The Canadian Government announced this week that they were seeking to cut immigration to Canada by 5%, and most of these cuts would be to family reunification visas. CBC used the Access to Information Act to find that parents and grandparents who want to join their children who are already in Canada are the most likely to not get visas.
Normally, Canada issues 16,000 family reunification visas to parents and grandparents, but this number would drop to 11,000.
According to Citizenship, Immigration and Multiculturalism Minister Jason Kenney, the reduction in visas is necessary to ensure that those who need visas most – spouses and children – get them first.
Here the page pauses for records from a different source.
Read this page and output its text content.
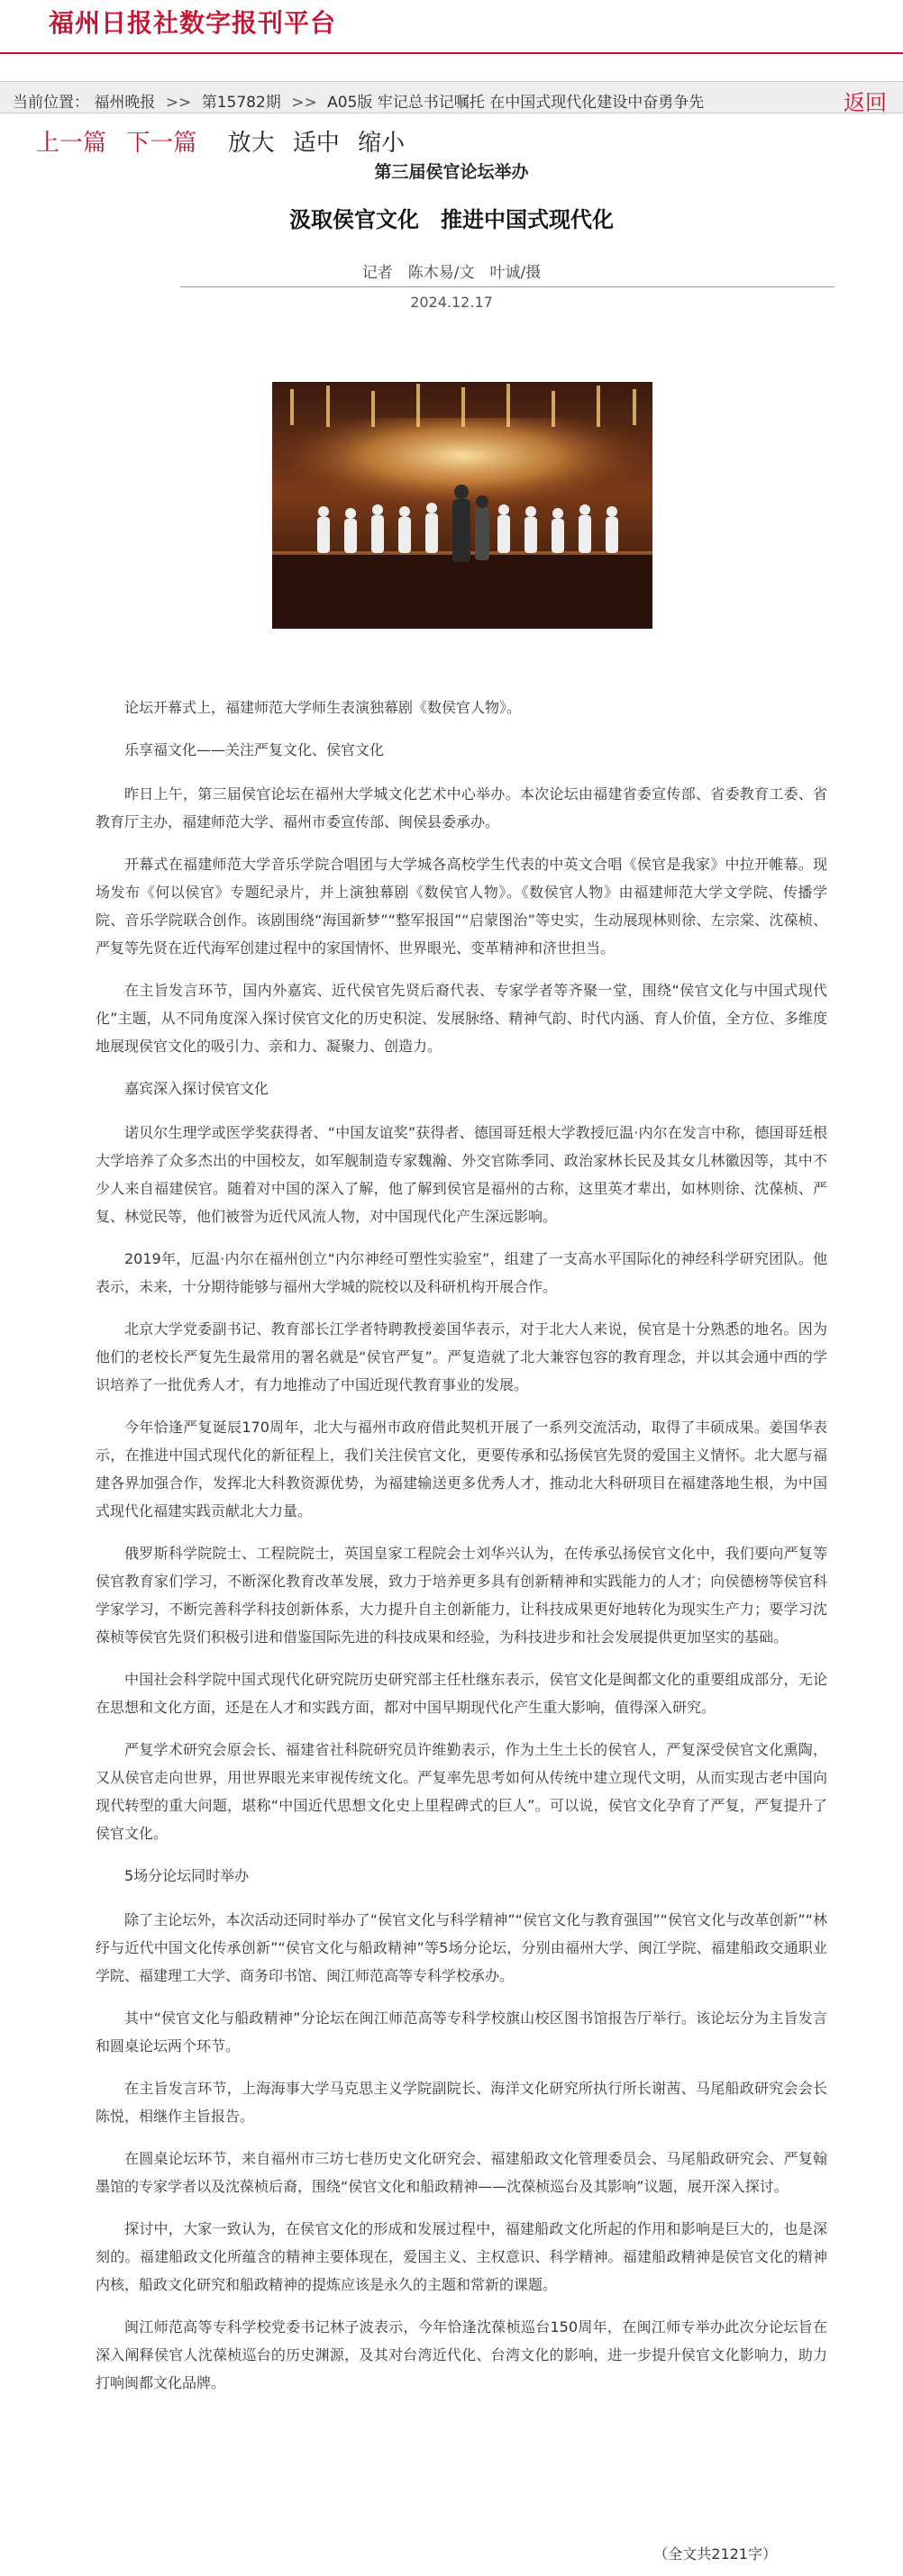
福州日报社数字报刊平台
当前位置： 福州晚报 >> 第15782期 >> A05版 牢记总书记嘱托 在中国式现代化建设中奋勇争先	返回
上一篇 下一篇 放大 适中 缩小
第三届侯官论坛举办
汲取侯官文化　推进中国式现代化
记者　陈木易/文　叶诚/摄
2024.12.17

论坛开幕式上，福建师范大学师生表演独幕剧《数侯官人物》。

乐享福文化——关注严复文化、侯官文化

昨日上午，第三届侯官论坛在福州大学城文化艺术中心举办。本次论坛由福建省委宣传部、省委教育工委、省教育厅主办，福建师范大学、福州市委宣传部、闽侯县委承办。

开幕式在福建师范大学音乐学院合唱团与大学城各高校学生代表的中英文合唱《侯官是我家》中拉开帷幕。现场发布《何以侯官》专题纪录片，并上演独幕剧《数侯官人物》。《数侯官人物》由福建师范大学文学院、传播学院、音乐学院联合创作。该剧围绕“海国新梦”“整军报国”“启蒙图治”等史实，生动展现林则徐、左宗棠、沈葆桢、严复等先贤在近代海军创建过程中的家国情怀、世界眼光、变革精神和济世担当。

在主旨发言环节，国内外嘉宾、近代侯官先贤后裔代表、专家学者等齐聚一堂，围绕“侯官文化与中国式现代化”主题，从不同角度深入探讨侯官文化的历史积淀、发展脉络、精神气韵、时代内涵、育人价值，全方位、多维度地展现侯官文化的吸引力、亲和力、凝聚力、创造力。

嘉宾深入探讨侯官文化

诺贝尔生理学或医学奖获得者、“中国友谊奖”获得者、德国哥廷根大学教授厄温·内尔在发言中称，德国哥廷根大学培养了众多杰出的中国校友，如军舰制造专家魏瀚、外交官陈季同、政治家林长民及其女儿林徽因等，其中不少人来自福建侯官。随着对中国的深入了解，他了解到侯官是福州的古称，这里英才辈出，如林则徐、沈葆桢、严复、林觉民等，他们被誉为近代风流人物，对中国现代化产生深远影响。

2019年，厄温·内尔在福州创立“内尔神经可塑性实验室”，组建了一支高水平国际化的神经科学研究团队。他表示，未来，十分期待能够与福州大学城的院校以及科研机构开展合作。

北京大学党委副书记、教育部长江学者特聘教授姜国华表示，对于北大人来说，侯官是十分熟悉的地名。因为他们的老校长严复先生最常用的署名就是“侯官严复”。严复造就了北大兼容包容的教育理念，并以其会通中西的学识培养了一批优秀人才，有力地推动了中国近现代教育事业的发展。

今年恰逢严复诞辰170周年，北大与福州市政府借此契机开展了一系列交流活动，取得了丰硕成果。姜国华表示，在推进中国式现代化的新征程上，我们关注侯官文化，更要传承和弘扬侯官先贤的爱国主义情怀。北大愿与福建各界加强合作，发挥北大科教资源优势，为福建输送更多优秀人才，推动北大科研项目在福建落地生根，为中国式现代化福建实践贡献北大力量。

俄罗斯科学院院士、工程院院士，英国皇家工程院会士刘华兴认为，在传承弘扬侯官文化中，我们要向严复等侯官教育家们学习，不断深化教育改革发展，致力于培养更多具有创新精神和实践能力的人才；向侯德榜等侯官科学家学习，不断完善科学科技创新体系，大力提升自主创新能力，让科技成果更好地转化为现实生产力；要学习沈葆桢等侯官先贤们积极引进和借鉴国际先进的科技成果和经验，为科技进步和社会发展提供更加坚实的基础。

中国社会科学院中国式现代化研究院历史研究部主任杜继东表示，侯官文化是闽都文化的重要组成部分，无论在思想和文化方面，还是在人才和实践方面，都对中国早期现代化产生重大影响，值得深入研究。

严复学术研究会原会长、福建省社科院研究员许维勤表示，作为土生土长的侯官人，严复深受侯官文化熏陶，又从侯官走向世界，用世界眼光来审视传统文化。严复率先思考如何从传统中建立现代文明，从而实现古老中国向现代转型的重大问题，堪称“中国近代思想文化史上里程碑式的巨人”。可以说，侯官文化孕育了严复，严复提升了侯官文化。

5场分论坛同时举办

除了主论坛外，本次活动还同时举办了“侯官文化与科学精神”“侯官文化与教育强国”“侯官文化与改革创新”“林纾与近代中国文化传承创新”“侯官文化与船政精神”等5场分论坛，分别由福州大学、闽江学院、福建船政交通职业学院、福建理工大学、商务印书馆、闽江师范高等专科学校承办。

其中“侯官文化与船政精神”分论坛在闽江师范高等专科学校旗山校区图书馆报告厅举行。该论坛分为主旨发言和圆桌论坛两个环节。

在主旨发言环节，上海海事大学马克思主义学院副院长、海洋文化研究所执行所长谢茜、马尾船政研究会会长陈悦，相继作主旨报告。

在圆桌论坛环节，来自福州市三坊七巷历史文化研究会、福建船政文化管理委员会、马尾船政研究会、严复翰墨馆的专家学者以及沈葆桢后裔，围绕“侯官文化和船政精神——沈葆桢巡台及其影响”议题，展开深入探讨。

探讨中，大家一致认为，在侯官文化的形成和发展过程中，福建船政文化所起的作用和影响是巨大的，也是深刻的。福建船政文化所蕴含的精神主要体现在，爱国主义、主权意识、科学精神。福建船政精神是侯官文化的精神内核，船政文化研究和船政精神的提炼应该是永久的主题和常新的课题。

闽江师范高等专科学校党委书记林子波表示，今年恰逢沈葆桢巡台150周年，在闽江师专举办此次分论坛旨在深入阐释侯官人沈葆桢巡台的历史渊源，及其对台湾近代化、台湾文化的影响，进一步提升侯官文化影响力，助力打响闽都文化品牌。

（全文共2121字）
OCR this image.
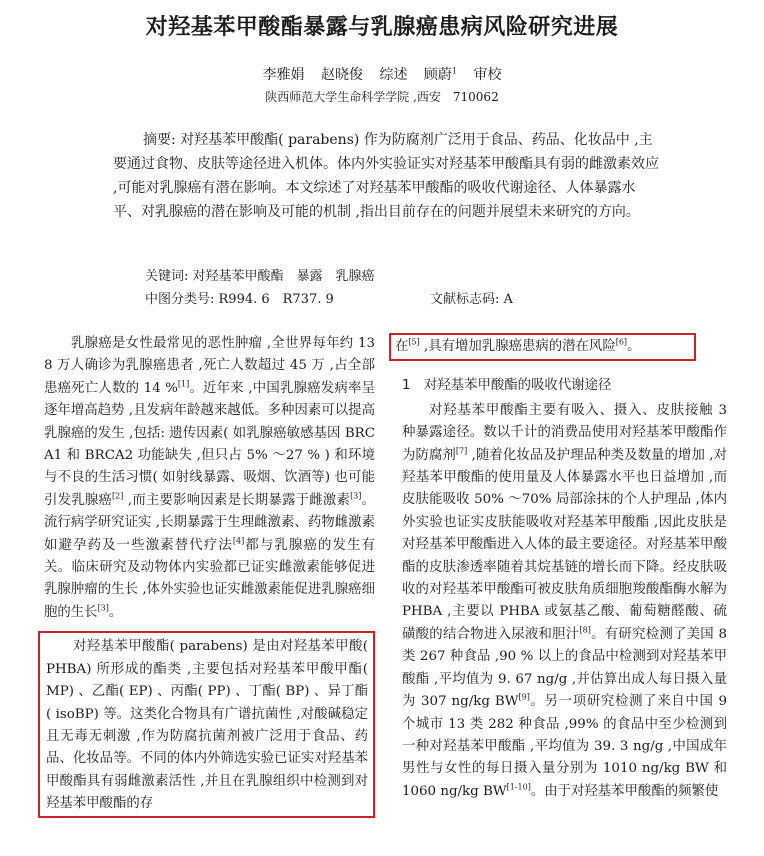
对羟基苯甲酸酯暴露与乳腺癌患病风险研究进展
李雅娟 赵晓俊 综述 顾蔚$^1$ 审校
陕西师范大学生命科学学院 ,西安　710062
摘要: 对羟基苯甲酸酯( parabens) 作为防腐剂广泛用于食品、药品、化妆品中 ,主要通过食物、皮肤等途径进入机体。体内外实验证实对羟基苯甲酸酯具有弱的雌激素效应 ,可能对乳腺癌有潜在影响。本文综述了对羟基苯甲酸酯的吸收代谢途径、人体暴露水平、对乳腺癌的潜在影响及可能的机制 ,指出目前存在的问题并展望未来研究的方向。
关键词: 对羟基苯甲酸酯　暴露　乳腺癌
中图分类号: R994. 6　R737. 9	文献标志码: A

乳腺癌是女性最常见的恶性肿瘤 ,全世界每年约 138 万人确诊为乳腺癌患者 ,死亡人数超过 45 万 ,占全部患癌死亡人数的 14 %[1]。近年来 ,中国乳腺癌发病率呈逐年增高趋势 ,且发病年龄越来越低。多种因素可以提高乳腺癌的发生 ,包括: 遗传因素( 如乳腺癌敏感基因 BRCA1 和 BRCA2 功能缺失 ,但只占 5% ～27 % ) 和环境与不良的生活习惯( 如射线暴露、吸烟、饮酒等) 也可能引发乳腺癌[2] ,而主要影响因素是长期暴露于雌激素[3]。流行病学研究证实 ,长期暴露于生理雌激素、药物雌激素如避孕药及一些激素替代疗法[4]都与乳腺癌的发生有关。临床研究及动物体内实验都已证实雌激素能够促进乳腺肿瘤的生长 ,体外实验也证实雌激素能促进乳腺癌细胞的生长[3]。

对羟基苯甲酸酯( parabens) 是由对羟基苯甲酸( PHBA) 所形成的酯类 ,主要包括对羟基苯甲酸甲酯( MP) 、乙酯( EP) 、丙酯( PP) 、丁酯( BP) 、异丁酯( isoBP) 等。这类化合物具有广谱抗菌性 ,对酸碱稳定且无毒无刺激 ,作为防腐抗菌剂被广泛用于食品、药品、化妆品等。不同的体内外筛选实验已证实对羟基苯甲酸酯具有弱雌激素活性 ,并且在乳腺组织中检测到对羟基苯甲酸酯的存

在[5] ,具有增加乳腺癌患病的潜在风险[6]。

1　对羟基苯甲酸酯的吸收代谢途径

对羟基苯甲酸酯主要有吸入、摄入、皮肤接触 3 种暴露途径。数以千计的消费品使用对羟基苯甲酸酯作为防腐剂[7] ,随着化妆品及护理品种类及数量的增加 ,对羟基苯甲酸酯的使用量及人体暴露水平也日益增加 ,而皮肤能吸收 50% ～70% 局部涂抹的个人护理品 ,体内外实验也证实皮肤能吸收对羟基苯甲酸酯 ,因此皮肤是对羟基苯甲酸酯进入人体的最主要途径。对羟基苯甲酸酯的皮肤渗透率随着其烷基链的增长而下降。经皮肤吸收的对羟基苯甲酸酯可被皮肤角质细胞羧酸酯酶水解为 PHBA ,主要以 PHBA 或氨基乙酸、葡萄糖醛酸、硫磺酸的结合物进入尿液和胆汁[8]。有研究检测了美国 8 类 267 种食品 ,90 % 以上的食品中检测到对羟基苯甲酸酯 ,平均值为 9. 67 ng/g ,并估算出成人每日摄入量为 307 ng/kg BW[9]。另一项研究检测了来自中国 9 个城市 13 类 282 种食品 ,99% 的食品中至少检测到一种对羟基苯甲酸酯 ,平均值为 39. 3 ng/g ,中国成年男性与女性的每日摄入量分别为 1010 ng/kg BW 和 1060 ng/kg BW[1-10]。由于对羟基苯甲酸酯的频繁使
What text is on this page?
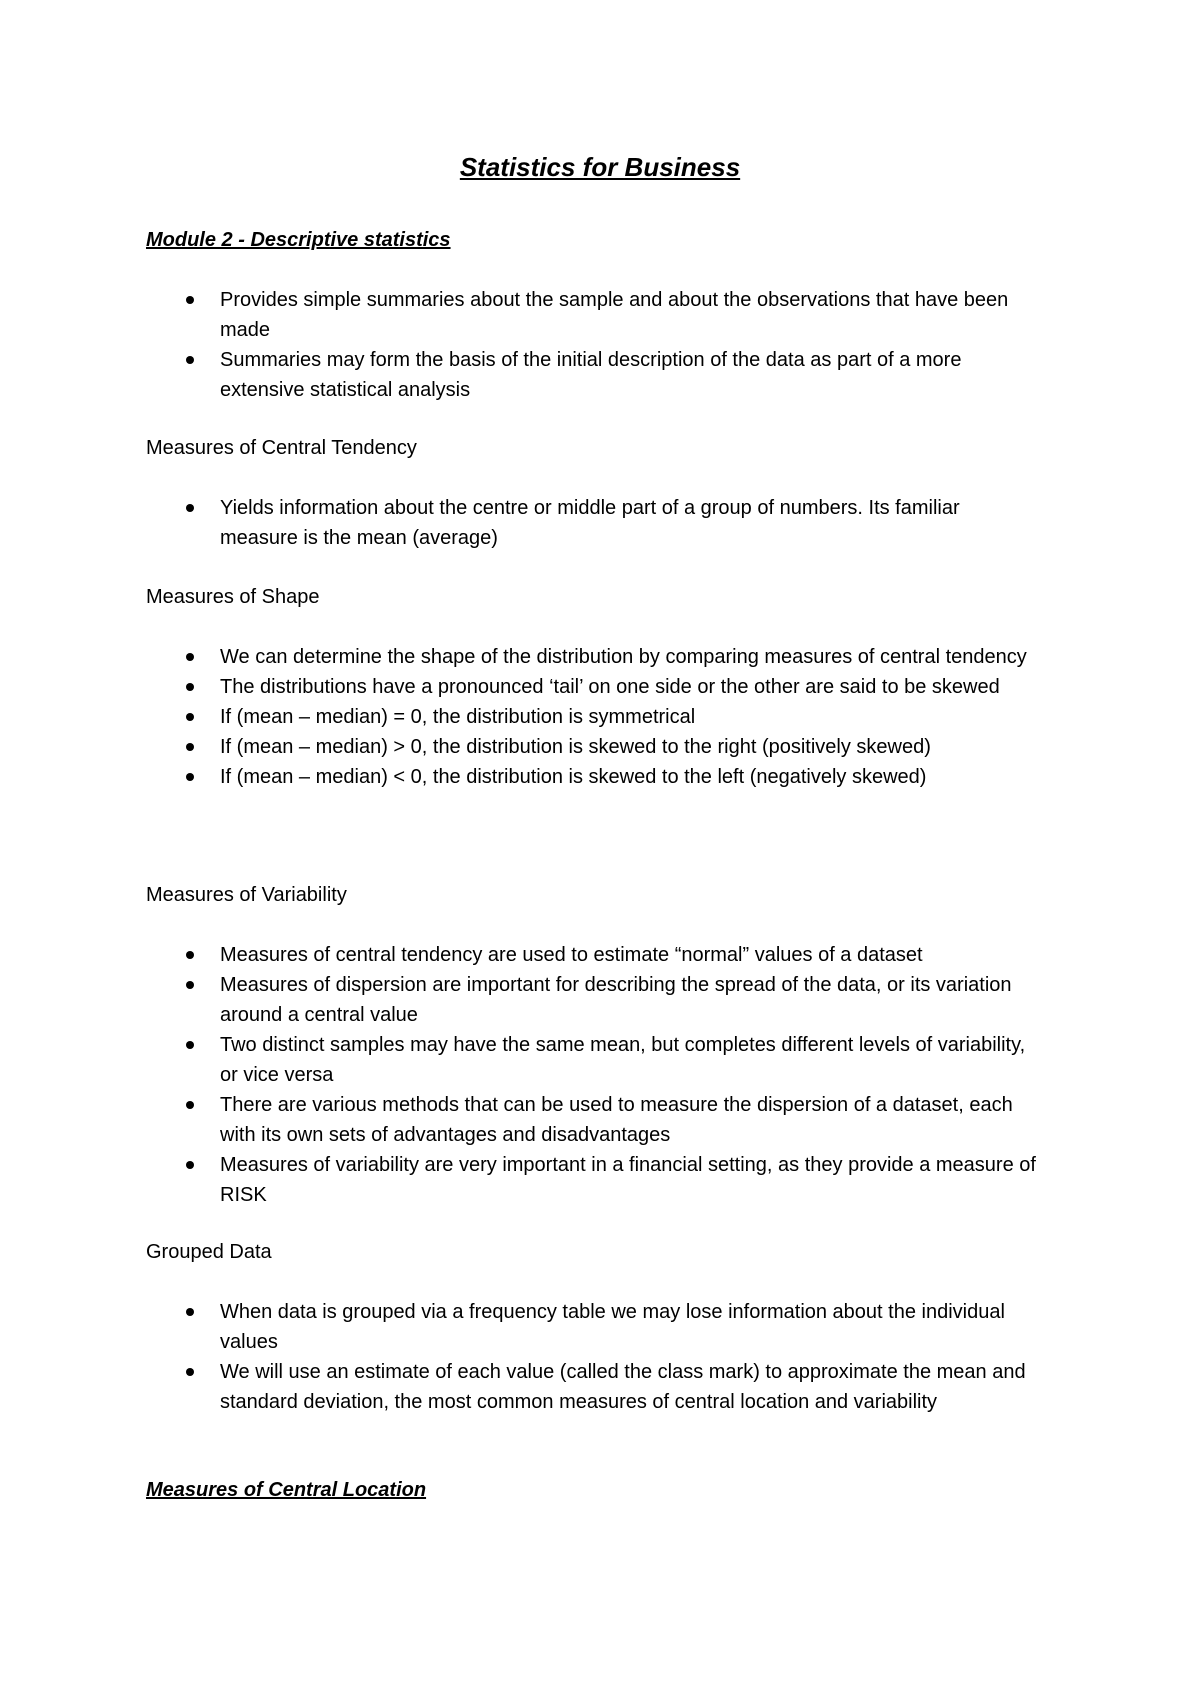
Statistics for Business
Module 2 - Descriptive statistics
Provides simple summaries about the sample and about the observations that have been made
Summaries may form the basis of the initial description of the data as part of a more extensive statistical analysis
Measures of Central Tendency
Yields information about the centre or middle part of a group of numbers. Its familiar measure is the mean (average)
Measures of Shape
We can determine the shape of the distribution by comparing measures of central tendency
The distributions have a pronounced ‘tail’ on one side or the other are said to be skewed
If (mean – median) = 0, the distribution is symmetrical
If (mean – median) > 0, the distribution is skewed to the right (positively skewed)
If (mean – median) < 0, the distribution is skewed to the left (negatively skewed)
Measures of Variability
Measures of central tendency are used to estimate “normal” values of a dataset
Measures of dispersion are important for describing the spread of the data, or its variation around a central value
Two distinct samples may have the same mean, but completes different levels of variability, or vice versa
There are various methods that can be used to measure the dispersion of a dataset, each with its own sets of advantages and disadvantages
Measures of variability are very important in a financial setting, as they provide a measure of RISK
Grouped Data
When data is grouped via a frequency table we may lose information about the individual values
We will use an estimate of each value (called the class mark) to approximate the mean and standard deviation, the most common measures of central location and variability
Measures of Central Location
“There have to be choices made,” said Minister Kenney, while he was announcing that Canada admitted 280,636 permanent residents in 2010, the highest number in 50 years. “I know that the most popular thing they could do politically would be to say that this year, we’re going to go from 14,000 to 100,000 parents and grandparents…but it wouldn’t be responsible because that means fewer economic immigrants coming and paying taxes, or fewer refugees to save from refugee camps,” he said.
One Vancouver immigration lawyer was quoted by CBC saying, “Frankly, there’s a better chance of the parents seeing a coffin before a Canadian visa.”
Other categories are also seeing a significant drop according to the documents obtained by CBC. For example, the normally 70,000 federal skilled worker visas will drop 20% to 56,000. However, one positive aspect of Citizenship and Immigration Canada’s new plans is that skilled worker applicants are receiving answers within a year of applying, as opposed to 5 years previously.